La solution est un système de stockage d’énergie basé sur le quartier qui collecte et stocke de l’énergie renouvelable – telle que l’énergie solaire – pendant la semaine, puis la distribue aux foyers et aux bâtiments pendant le Shabbat sans nécessiter d’intervention humaine active. Fonctionnant comme un micro-réseau, le système peut desservir des quartiers entiers, des bâtiments individuels ou même des appartements uniques, offrant une alternative silencieuse et non polluante aux générateurs privés tout en respectant les lois religieuses et en favorisant la durabilité environnementale.

« Étant donné que cette communauté est étroitement liée et guidée par un leadership religieux, nous avons cherché une solution qui corresponde aux objectifs énergétiques d’Israël et à leur mode de vie », a déclaré le Dr Tehila Kalaji, l’une des principales chercheuses de l’étude. Près de tous les 210 000 habitants de Bnei Brak sont orthodoxes. La ville se ferme complètement pendant le Shabbat, sans transports en commun ni commerces ouverts.
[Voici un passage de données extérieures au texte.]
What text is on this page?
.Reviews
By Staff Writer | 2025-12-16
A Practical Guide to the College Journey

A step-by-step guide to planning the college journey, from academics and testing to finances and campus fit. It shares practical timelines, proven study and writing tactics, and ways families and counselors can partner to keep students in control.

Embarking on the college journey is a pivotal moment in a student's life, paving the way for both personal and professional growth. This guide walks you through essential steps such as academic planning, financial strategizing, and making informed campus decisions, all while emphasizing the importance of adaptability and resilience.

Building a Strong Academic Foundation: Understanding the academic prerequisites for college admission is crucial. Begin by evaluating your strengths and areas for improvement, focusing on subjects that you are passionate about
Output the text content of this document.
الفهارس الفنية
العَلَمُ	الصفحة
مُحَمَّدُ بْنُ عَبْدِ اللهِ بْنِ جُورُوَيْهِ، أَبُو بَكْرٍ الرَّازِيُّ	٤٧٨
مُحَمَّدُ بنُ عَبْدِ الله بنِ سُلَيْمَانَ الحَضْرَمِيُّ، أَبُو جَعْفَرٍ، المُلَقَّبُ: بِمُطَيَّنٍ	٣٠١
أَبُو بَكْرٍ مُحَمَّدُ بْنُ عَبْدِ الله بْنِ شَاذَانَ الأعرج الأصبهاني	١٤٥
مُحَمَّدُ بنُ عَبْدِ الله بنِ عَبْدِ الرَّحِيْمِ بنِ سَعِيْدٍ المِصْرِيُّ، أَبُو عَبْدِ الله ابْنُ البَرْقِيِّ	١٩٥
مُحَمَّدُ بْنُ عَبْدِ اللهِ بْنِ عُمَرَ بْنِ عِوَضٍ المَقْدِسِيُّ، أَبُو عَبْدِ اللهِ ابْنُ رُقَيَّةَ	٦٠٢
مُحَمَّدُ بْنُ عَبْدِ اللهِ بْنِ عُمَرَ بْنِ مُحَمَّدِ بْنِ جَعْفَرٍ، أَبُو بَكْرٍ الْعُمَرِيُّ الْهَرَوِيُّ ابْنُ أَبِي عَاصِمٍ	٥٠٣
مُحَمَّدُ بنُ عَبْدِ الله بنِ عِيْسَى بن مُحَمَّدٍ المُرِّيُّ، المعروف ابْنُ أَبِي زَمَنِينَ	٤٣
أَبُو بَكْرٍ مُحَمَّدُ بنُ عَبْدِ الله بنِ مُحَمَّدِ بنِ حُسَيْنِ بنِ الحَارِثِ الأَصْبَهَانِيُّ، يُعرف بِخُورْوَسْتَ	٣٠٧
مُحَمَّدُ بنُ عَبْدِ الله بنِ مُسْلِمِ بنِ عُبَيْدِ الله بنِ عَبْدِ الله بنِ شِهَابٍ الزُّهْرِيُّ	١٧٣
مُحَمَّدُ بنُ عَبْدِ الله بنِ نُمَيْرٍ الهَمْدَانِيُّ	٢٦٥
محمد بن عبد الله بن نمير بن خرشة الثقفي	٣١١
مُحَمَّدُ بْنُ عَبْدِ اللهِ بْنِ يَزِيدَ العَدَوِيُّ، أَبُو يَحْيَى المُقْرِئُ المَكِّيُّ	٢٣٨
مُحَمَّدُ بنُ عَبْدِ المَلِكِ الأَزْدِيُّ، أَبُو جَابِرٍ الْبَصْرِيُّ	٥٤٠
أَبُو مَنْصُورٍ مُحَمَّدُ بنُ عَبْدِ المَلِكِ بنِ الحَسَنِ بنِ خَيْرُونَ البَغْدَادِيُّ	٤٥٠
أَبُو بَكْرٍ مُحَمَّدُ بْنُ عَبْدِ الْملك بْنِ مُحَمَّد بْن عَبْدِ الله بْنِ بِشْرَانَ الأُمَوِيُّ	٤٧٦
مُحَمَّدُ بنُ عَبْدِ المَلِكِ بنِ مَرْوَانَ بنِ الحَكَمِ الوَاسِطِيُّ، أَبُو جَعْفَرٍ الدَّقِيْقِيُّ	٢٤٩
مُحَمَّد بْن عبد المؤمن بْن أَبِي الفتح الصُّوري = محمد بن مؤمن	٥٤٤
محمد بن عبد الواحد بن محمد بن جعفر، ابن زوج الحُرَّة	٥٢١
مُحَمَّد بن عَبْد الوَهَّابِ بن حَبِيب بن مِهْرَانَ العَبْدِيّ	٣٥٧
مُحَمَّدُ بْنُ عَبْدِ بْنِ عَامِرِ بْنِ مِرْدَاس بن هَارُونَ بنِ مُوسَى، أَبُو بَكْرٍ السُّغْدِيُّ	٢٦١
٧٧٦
Actuellement, de nombreuses familles ultra-orthodoxes utilisent des générateurs coûteux et silencieux pour fournir de l’électricité pendant le Shabbat. Ces machines ne font pas de bruit, mais polluent toujours. Le nouveau système offre une alternative plus propre, plus silencieuse et peut-être moins chère – s’il reçoit l’approbation rabbinique.

Le Dr Chen Cohen, un autre chercheur de l’équipe, a déclaré que les résultats montrent que « la communauté ultra-orthodoxe est prête à soutenir les efforts environnementaux si la solution respecte leurs valeurs religieuses ».

Pour comprendre comment la communauté pourrait réagir, les chercheurs ont interviewé 23 personnes – dont des rabbins, des experts en énergie et des responsables publics – et ont organisé des groupes de discussion avec des familles religieuses dans quatre villes. Ils ont étudié les préoccupations des gens concernant le coût, la confiance dans le gouvernement, les règles religieuses et l’accès à la technologie.

Une partie clé du projet a été de travailler avec des rabbins respectés pour garantir que la solution respecte la loi juive. L’un d’eux, le rabbin Binyamin Hota, a contribué à façonner à la fois le côté religieux et pratique du nouveau modèle énergétique.

Matan Shitrit, un doctorant qui a aidé à diriger l’étude, a expliqué que le système peut fonctionner à différents niveaux : pour des quartiers, des immeubles d’appartements ou même des maisons individuelles. « Cela pourrait être un tournant – non seulement pour les ultra-orthodoxes, mais pour tous les Israéliens », a-t-il déclaré.

Si le projet est couronné de succès, il pourrait réduire la pollution, abaisser les factures d’électricité et même soulager la pression sur le réseau électrique national d’Israël. Les chercheurs estiment qu’il pourrait également servir de modèle pour d’autres communautés traditionnelles ou religieuses dans le monde entier.

Le Dr Kalaji a ajouté que le projet montre comment la tradition religieuse, la confiance communautaire et la technologie moderne peuvent travailler ensemble. « Cela pourrait être le début de nouvelles façons d’apporter de l’innovation à toutes sortes de services publics », a-t-elle déclaré.